Significance and Passing of the Olympic Torch
The significance of the Olympic Torch goes back in history to the ancient Olympic Games in Olympia, Greece. According to the old myth, a flame was ignited by the sun and kept burning until the closing of the Olympic Games.
It represents a number of things including purity, a strive for perfection, and life. The chairman of the organizing committee for the 1936 Olympic Games, Carl Diem, suggested what is now the modern Olympic Torch relay. The 2012 Olympics torch relay is in progress, running from May 19 to July 21, prior to the 2012 Olympics.
The torch’s route goes through 1,019 communities in England, Wales, Ireland, Scotland, and the UK after it makes it’s ritual rounds through Greece. De-Neita Peoples, who is currently studying abroad in Camden, London, was fortunate enough to see the Olympic Torch go through her city. Her video blog is her own perspective of the passing of the torch through the town she is in. The torch will be carried by 8,000 inspirational and nominated people across the UK.

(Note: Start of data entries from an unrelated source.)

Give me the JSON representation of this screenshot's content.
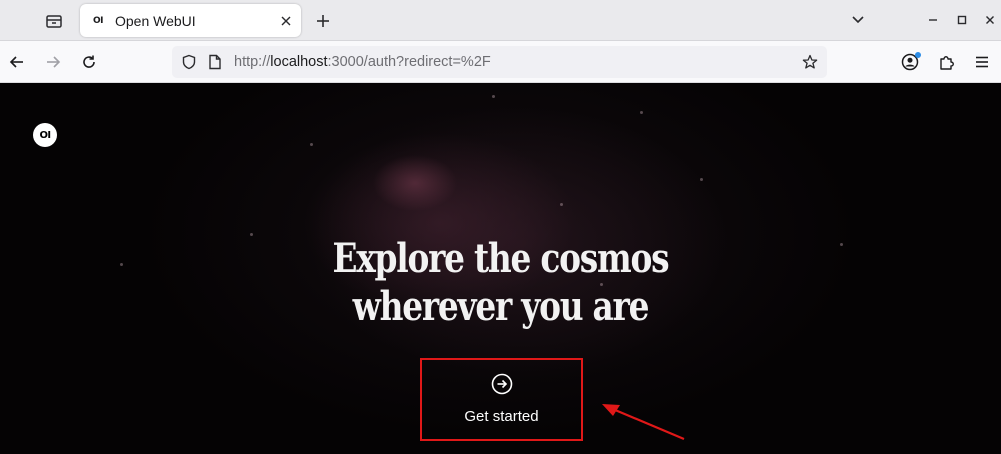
{
  "browser": {
    "tab": {
      "favicon_text": "OI",
      "title": "Open WebUI"
    },
    "url": {
      "scheme": "http://",
      "host": "localhost",
      "rest": ":3000/auth?redirect=%2F"
    },
    "icons": {
      "tab_overview": "tab-overview-icon",
      "close_tab": "close-icon",
      "new_tab": "plus-icon",
      "list_tabs": "chevron-down-icon",
      "back": "arrow-left-icon",
      "forward": "arrow-right-icon",
      "reload": "reload-icon",
      "shield": "shield-icon",
      "page": "page-icon",
      "bookmark": "star-icon",
      "account": "account-icon",
      "extensions": "puzzle-icon",
      "menu": "hamburger-menu-icon"
    }
  },
  "page": {
    "logo_text": "OI",
    "hero_line_1": "Explore the cosmos",
    "hero_line_2": "wherever you are",
    "cta_label": "Get started",
    "cta_icon": "arrow-right-circle-icon"
  },
  "colors": {
    "annotation_red": "#e01818",
    "background": "#050304",
    "text": "#f2f2f2"
  }
}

A lot of people wonder how the Olympic Torch can be carried through so many elements, mediums, and modes of transportation. The most well-known form of transportation is by running the torch. The torch is carried over water by power boat, a RNLI lifeboat, by ferry, steamboat, and by rowing. It is carried by rail by steam locomotives, mainline railways, standard gauge heritage railways, and smaller gauges, funicular railways, and electric trams. By road vehicle, the torch will be passed by security van, road train, open top bus, motorcycle sidecar, a Paralympic road cycle, and mountain bike. Other more exotic ways to carry the torch such as by horseback, zip wire, and by cable car are all involved in the passing of the torch in the 2012 Olympics.